As we sailed out, wildlife continued to surround our ship; our captain would make announcements when a pod of Orcas or a few Humpbacks had decided to hang out alongside us for a bit. With my binoculars, I could see seals lounging on icebergs. It was heartbreaking to leave it behind. (Coincidentally, the Drake Shake was actually worse on the way home, but the contents of my stomach remained firmly intact. Finally got those sea legs after all, I guess!)

Back To Ushuaia

After 50 hours of sailing, we made it back to Ushuaia, the home to the Tierra del Fuego National Park. I feel like I need to reiterate here: I have not, historically, been an outdoor gal. I like the inside! But this took my breath away. As we drove through winding roads and forests toward the entrance, we passed hundreds of wild horses and tons of vegetation I’d never seen before. The kicker?
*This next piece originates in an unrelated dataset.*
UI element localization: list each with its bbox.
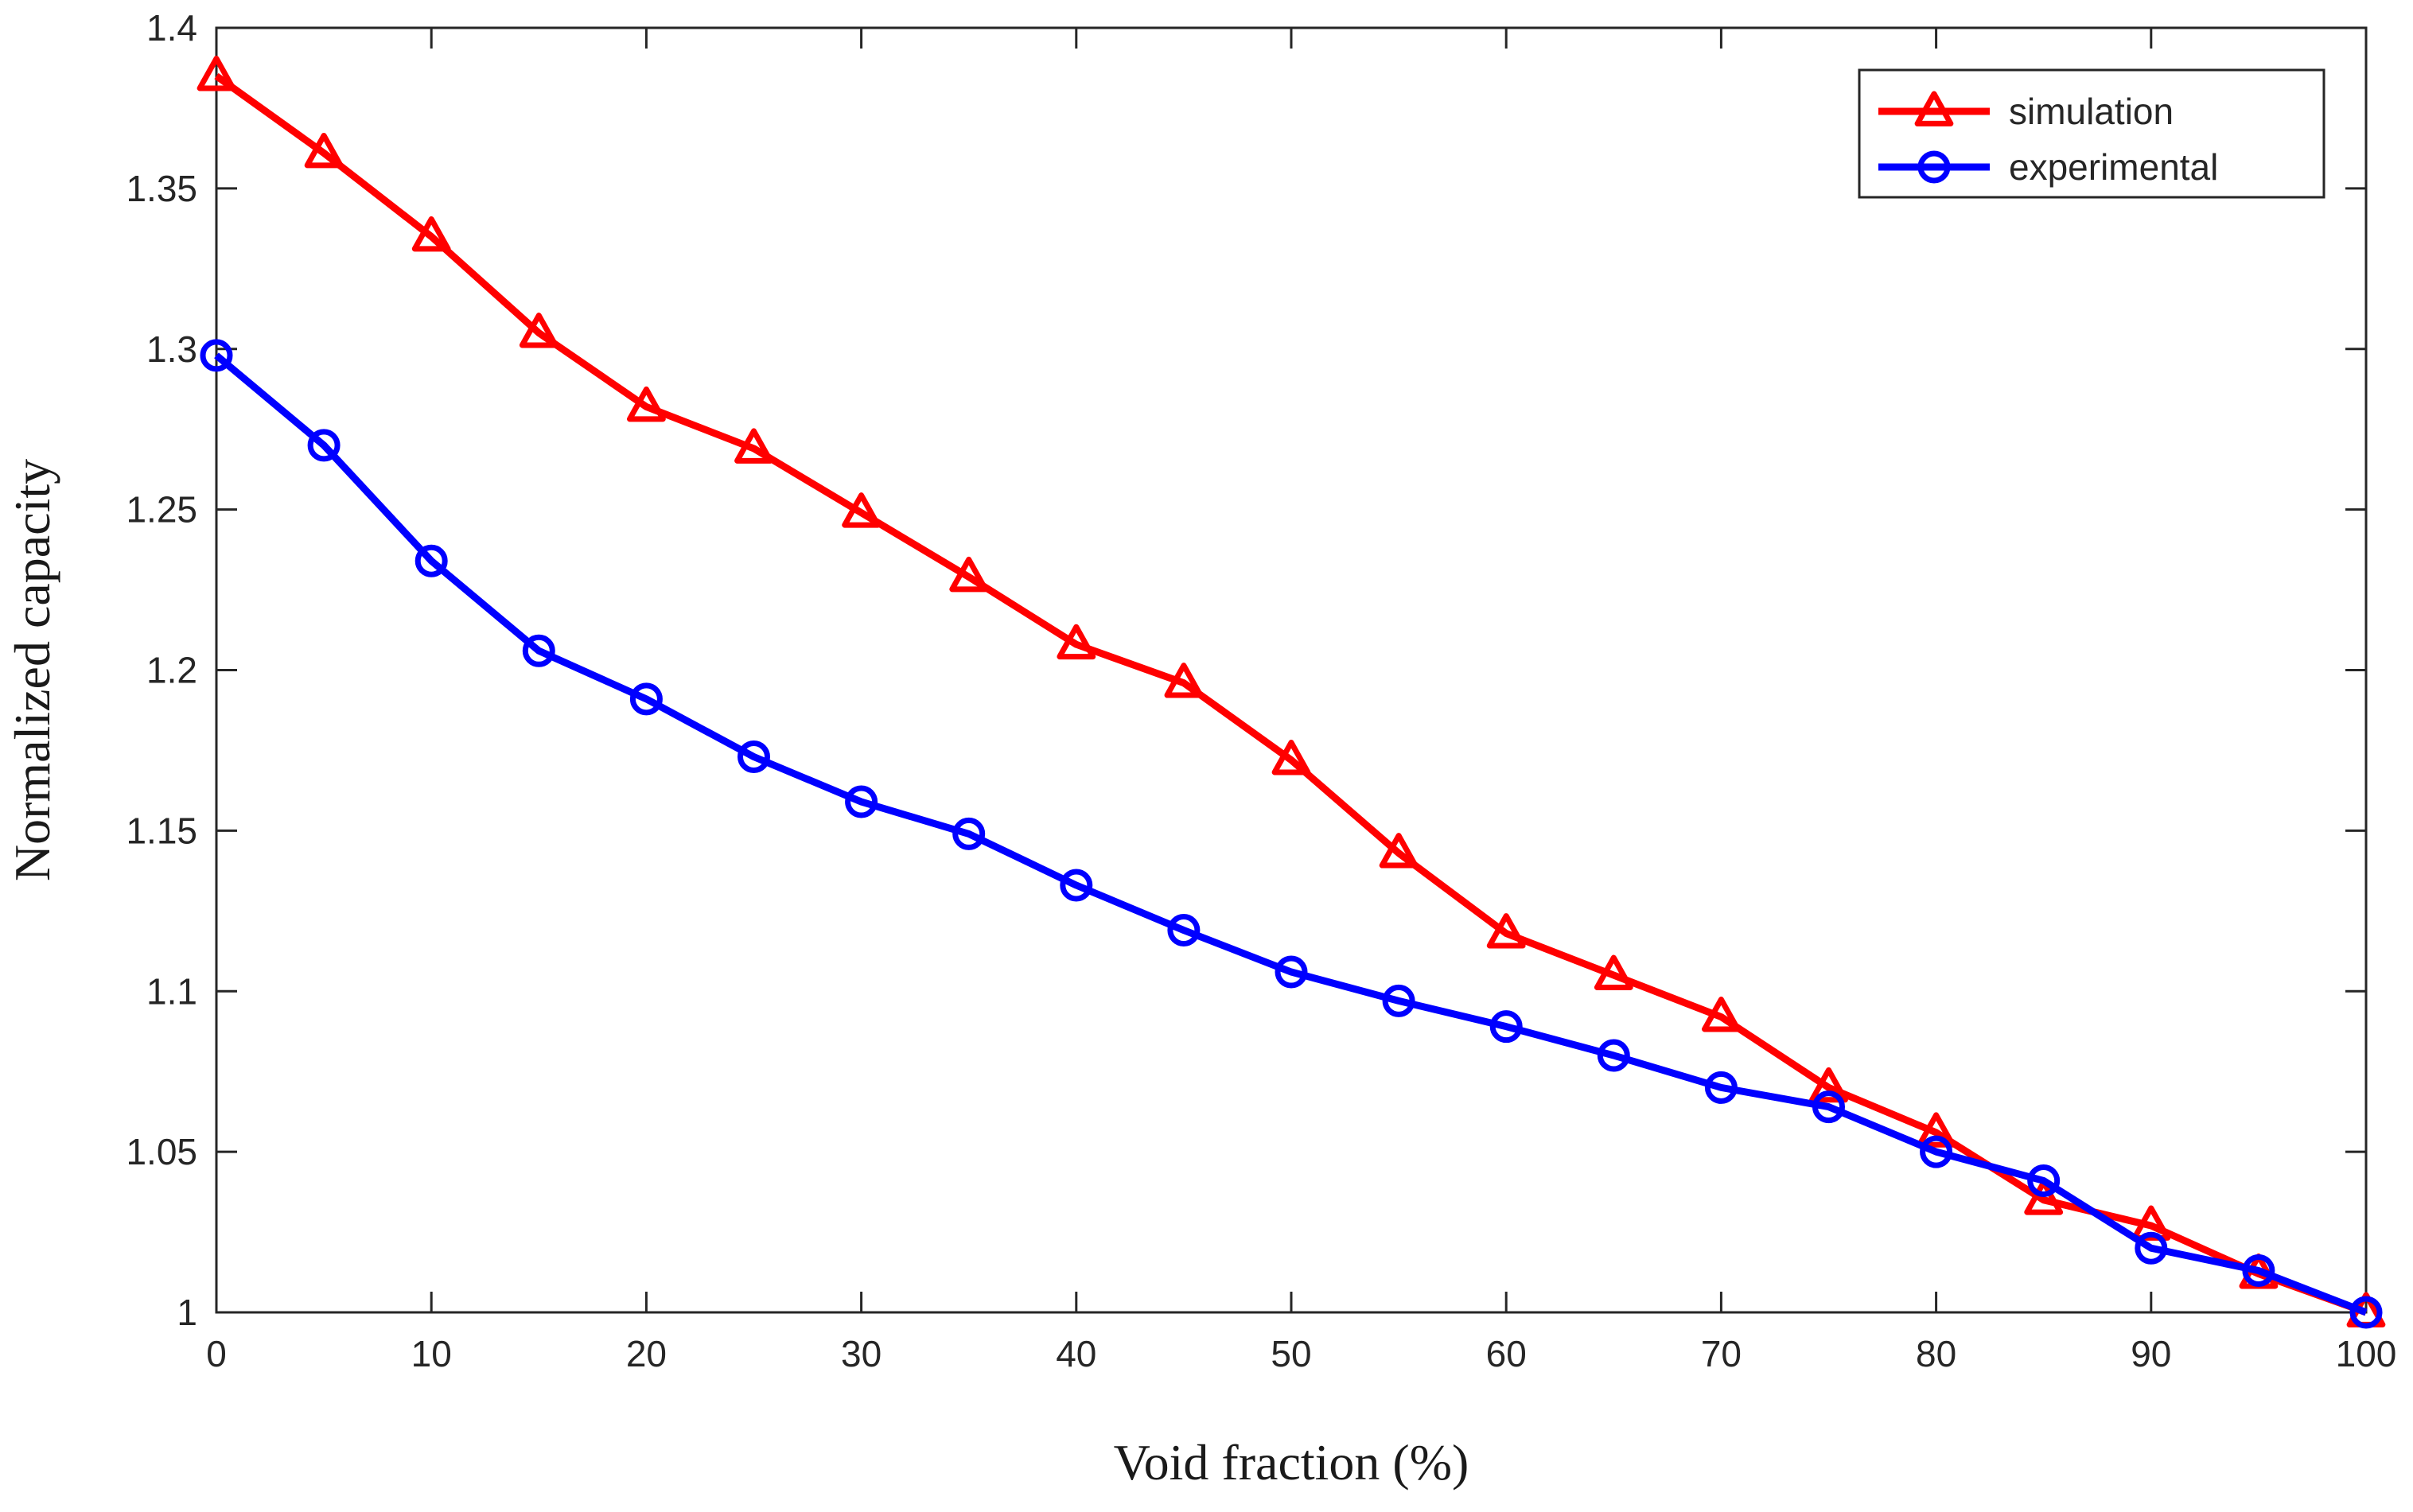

Immediately after entering the park on foot, we stumbled upon this family of wild horses (with a baby in tow!). They were so calm and unbothered by our human presence, going as far as to lay down and rest in front of us. It was a final pull of the heartstrings: our world really could have looked so much different had our recent ancestors prioritized the collective over the self. We’re in so deep now – I literally saw our planet decaying in real time! – and these glimpses of a harmonious, peaceful world make our current reality all the more disheartening.

The Overview Effect

Astronauts talk a lot about this idea of the overview effect – the feeling they got when they saw the world from space the first time. It’s hard to describe. Some mention a sense of awe, or an understanding of infinity, or a feeling of connection with the planet. And I’m going to be real: I did not go into this trip expecting to come out with a fundamentally shifted view of the world – but that’s what happened. When we landed in Philadelphia, I felt a real sense of loss looking out the window at the brown water and refinery equipment – things I’ve never really absorbed until now, having written them off as realities of city living.

Joni Mitchell had the right idea when she penned Big Yellow Taxi: “you don’t know what you got til it’s gone.” But honestly, I think I’d take that a step further – I didn’t know what I had until I saw it with my own two eyes. I couldn’t know – it was so much more spectacular than any video or photograph could have ever conveyed to me. But now, I’m so thankful that I do. In the weeks since my return, I’ve felt something similar to the overview effect – a newfound hyperawareness of my impacts on the world around me, as well as an increased appreciation for the small, beautiful parts of my neighborhood. Was it worth it? ABSO-FREAKIN’-LUTELY.